My point is that middle-class life in this country seems to be operating on a contingency basis. It can change on you at any moment. They can pull the rug out from under you. You can be thrown into the street without appeal. Your furniture is carted away; your clothes are tossed on the front lawn; your children are ground up by a crazy commercial culture. Catastrophe lurks; ruination prospers. As the guy in that movie said, Ask people for help, watch them fly .
I went into the den and gazed down at Coolberg’s phone number. The numbers in that particular combination had a terrible frightening appearance to me. My hands were shaking, and of course I didn’t want to go back there, into that world.

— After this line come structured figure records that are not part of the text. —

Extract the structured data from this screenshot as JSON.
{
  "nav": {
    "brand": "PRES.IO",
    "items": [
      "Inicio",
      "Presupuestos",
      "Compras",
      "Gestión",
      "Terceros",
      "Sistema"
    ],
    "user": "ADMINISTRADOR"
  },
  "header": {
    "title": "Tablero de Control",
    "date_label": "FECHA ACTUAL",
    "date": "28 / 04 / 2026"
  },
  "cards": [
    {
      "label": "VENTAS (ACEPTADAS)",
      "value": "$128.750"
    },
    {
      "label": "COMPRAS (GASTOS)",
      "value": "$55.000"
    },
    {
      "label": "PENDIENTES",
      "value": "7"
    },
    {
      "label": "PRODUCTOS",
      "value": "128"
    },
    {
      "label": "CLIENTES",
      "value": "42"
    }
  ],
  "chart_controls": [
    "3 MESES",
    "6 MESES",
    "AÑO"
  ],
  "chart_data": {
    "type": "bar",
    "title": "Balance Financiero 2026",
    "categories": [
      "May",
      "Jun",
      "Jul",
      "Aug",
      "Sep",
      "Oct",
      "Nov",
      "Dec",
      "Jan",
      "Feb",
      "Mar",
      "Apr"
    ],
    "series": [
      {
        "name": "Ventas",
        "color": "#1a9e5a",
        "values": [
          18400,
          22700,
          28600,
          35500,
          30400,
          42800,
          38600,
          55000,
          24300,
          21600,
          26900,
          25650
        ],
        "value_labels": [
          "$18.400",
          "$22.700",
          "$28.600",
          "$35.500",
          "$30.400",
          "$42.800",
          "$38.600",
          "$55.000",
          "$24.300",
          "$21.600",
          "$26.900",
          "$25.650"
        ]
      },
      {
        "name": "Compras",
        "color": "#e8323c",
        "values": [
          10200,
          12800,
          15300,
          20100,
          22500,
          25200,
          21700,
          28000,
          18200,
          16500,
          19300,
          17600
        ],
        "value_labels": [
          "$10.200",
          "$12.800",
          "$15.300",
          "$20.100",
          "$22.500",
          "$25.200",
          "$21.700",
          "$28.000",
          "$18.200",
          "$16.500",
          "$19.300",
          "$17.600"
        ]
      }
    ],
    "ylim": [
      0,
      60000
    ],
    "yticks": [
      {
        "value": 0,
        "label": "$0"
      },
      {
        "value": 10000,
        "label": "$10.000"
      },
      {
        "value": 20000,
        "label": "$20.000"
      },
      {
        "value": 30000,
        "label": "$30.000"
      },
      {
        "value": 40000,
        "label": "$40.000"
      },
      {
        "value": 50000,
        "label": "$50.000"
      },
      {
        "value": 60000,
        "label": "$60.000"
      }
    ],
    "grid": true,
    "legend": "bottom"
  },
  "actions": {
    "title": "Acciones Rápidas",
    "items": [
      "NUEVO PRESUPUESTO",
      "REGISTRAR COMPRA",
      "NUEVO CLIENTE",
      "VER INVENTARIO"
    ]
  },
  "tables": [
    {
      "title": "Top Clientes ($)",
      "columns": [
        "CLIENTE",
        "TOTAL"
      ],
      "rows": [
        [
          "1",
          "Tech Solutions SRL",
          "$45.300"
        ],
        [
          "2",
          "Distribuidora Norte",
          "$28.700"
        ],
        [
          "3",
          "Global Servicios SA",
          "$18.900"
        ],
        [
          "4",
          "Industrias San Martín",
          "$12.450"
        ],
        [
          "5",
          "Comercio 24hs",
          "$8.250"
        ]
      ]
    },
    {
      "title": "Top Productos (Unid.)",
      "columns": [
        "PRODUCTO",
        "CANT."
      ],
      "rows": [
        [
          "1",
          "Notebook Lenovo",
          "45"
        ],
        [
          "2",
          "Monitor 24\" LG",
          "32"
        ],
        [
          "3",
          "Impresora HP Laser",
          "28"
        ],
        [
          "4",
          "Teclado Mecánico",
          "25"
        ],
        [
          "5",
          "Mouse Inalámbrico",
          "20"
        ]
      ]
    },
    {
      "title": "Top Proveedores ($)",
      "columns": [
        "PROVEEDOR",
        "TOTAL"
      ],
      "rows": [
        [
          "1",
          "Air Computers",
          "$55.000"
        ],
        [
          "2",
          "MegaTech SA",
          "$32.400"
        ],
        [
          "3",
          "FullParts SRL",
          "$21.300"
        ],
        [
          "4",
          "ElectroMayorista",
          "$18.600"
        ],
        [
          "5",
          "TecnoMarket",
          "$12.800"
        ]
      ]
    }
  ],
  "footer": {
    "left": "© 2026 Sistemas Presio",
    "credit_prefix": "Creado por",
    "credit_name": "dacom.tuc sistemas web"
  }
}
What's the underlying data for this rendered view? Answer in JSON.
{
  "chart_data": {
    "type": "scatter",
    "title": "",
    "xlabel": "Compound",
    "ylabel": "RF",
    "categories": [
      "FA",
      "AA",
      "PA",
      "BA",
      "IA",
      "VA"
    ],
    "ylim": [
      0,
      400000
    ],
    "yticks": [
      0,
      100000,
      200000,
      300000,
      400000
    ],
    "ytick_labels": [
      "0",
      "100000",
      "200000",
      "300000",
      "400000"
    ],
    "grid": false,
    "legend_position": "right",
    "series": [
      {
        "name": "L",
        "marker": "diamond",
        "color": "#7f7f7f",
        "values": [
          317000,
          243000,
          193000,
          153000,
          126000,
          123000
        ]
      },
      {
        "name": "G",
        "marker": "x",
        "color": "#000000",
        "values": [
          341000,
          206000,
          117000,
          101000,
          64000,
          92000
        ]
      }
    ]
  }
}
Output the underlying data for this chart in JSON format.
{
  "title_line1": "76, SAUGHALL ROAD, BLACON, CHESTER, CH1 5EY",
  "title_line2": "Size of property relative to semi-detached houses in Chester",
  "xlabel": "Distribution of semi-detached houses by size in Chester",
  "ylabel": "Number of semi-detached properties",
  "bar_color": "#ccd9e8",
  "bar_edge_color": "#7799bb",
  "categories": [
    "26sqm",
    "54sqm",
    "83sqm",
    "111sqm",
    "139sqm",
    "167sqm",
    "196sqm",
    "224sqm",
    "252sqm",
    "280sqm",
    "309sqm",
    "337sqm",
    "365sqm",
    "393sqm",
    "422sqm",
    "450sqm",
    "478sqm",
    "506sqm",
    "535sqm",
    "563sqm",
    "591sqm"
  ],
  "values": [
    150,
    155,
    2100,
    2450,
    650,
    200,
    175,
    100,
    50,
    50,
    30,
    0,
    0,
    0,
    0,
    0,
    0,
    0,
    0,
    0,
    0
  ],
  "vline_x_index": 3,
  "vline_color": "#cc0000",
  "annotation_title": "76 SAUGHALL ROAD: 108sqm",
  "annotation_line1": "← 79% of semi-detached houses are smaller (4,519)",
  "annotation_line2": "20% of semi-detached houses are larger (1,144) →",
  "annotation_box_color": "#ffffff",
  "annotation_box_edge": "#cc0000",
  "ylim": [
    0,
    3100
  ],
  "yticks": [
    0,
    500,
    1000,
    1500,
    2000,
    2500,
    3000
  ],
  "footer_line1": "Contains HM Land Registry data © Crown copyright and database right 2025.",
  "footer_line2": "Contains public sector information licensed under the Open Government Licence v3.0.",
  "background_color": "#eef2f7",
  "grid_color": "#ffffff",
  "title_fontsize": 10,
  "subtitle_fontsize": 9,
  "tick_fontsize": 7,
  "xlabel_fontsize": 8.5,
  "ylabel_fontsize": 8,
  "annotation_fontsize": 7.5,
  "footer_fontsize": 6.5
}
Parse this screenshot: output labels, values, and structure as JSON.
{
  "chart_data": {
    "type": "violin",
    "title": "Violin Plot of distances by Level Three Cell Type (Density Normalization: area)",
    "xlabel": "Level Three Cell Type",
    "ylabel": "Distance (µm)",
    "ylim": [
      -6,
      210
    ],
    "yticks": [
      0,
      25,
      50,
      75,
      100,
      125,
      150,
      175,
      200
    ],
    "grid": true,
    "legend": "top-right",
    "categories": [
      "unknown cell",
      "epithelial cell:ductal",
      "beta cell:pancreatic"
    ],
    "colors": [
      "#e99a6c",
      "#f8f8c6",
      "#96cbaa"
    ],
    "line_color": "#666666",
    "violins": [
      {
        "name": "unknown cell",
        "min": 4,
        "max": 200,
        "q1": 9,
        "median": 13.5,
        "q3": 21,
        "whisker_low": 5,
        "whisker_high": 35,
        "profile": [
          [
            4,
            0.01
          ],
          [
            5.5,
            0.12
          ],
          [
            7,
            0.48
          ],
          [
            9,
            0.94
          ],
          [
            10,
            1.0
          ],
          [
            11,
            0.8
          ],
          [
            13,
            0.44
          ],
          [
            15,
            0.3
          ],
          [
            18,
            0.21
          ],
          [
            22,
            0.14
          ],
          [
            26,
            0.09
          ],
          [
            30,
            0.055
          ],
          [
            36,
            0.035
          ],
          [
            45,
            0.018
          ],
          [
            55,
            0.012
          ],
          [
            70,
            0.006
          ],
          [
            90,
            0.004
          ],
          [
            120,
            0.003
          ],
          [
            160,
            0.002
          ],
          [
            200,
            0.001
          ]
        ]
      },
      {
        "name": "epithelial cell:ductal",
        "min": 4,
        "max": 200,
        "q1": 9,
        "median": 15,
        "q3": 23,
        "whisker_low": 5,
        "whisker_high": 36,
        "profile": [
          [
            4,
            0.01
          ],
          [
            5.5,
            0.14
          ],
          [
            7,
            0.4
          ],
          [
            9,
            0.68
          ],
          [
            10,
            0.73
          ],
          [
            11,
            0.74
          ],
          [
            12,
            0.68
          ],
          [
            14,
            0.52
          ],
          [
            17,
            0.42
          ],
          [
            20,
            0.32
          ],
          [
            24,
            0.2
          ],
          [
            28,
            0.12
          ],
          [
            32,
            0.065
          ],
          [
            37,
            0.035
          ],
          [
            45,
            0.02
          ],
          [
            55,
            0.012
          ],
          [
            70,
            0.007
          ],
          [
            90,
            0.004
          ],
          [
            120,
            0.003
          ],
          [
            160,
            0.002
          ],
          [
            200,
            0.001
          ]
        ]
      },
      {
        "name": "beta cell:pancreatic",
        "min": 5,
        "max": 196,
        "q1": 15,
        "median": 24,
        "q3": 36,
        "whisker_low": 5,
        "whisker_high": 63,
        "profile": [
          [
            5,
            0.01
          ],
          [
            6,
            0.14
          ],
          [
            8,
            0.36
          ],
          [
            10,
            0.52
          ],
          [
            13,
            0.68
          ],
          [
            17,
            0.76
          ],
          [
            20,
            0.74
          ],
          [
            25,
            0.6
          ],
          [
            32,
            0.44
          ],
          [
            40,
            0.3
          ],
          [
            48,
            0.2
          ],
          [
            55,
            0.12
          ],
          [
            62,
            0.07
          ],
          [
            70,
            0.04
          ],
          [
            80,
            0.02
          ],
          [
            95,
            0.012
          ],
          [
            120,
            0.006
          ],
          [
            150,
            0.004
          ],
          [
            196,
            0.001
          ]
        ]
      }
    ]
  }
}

ULTIMATELY I WAS REMOVEDfrom Buffalo, but the stages of my breakdown have a montage-like quality to them, and by now they’re mixed up with what I have dreamed. My memories of those events were adulterated by the nightly visitations from those people and occasions after the major scenes were over. A sorcerer ruled my imaginings. The music of Mahler served as the background audio sound track. My visitors walked through walls toward me the way Marley’s Ghost seeped past the door on his errand to Ebenezer Scrooge. My dreamcallers carried their deadness around with them. Chains clanked. I can’t sort out what actually happened from what didn’t, and I can’t get the dreamstuff out of the narrative. Even though I don’t think about that time period often anymore, it accompanies me. My soul was mortgaged. I paid it off through regularity, routine, and hard work, until it was mine again. My history is what it is. Anyway, my crisis occurred decades ago, and I have a life to get on with. So I apologize now for this reconstruction, which is only an outline, a foggy sketchy thing, and for its necessary unreality. Also for its fragmentation. I don’t perceive the beauty in brokenness these days, though I once did. But I can acknowledge its truth.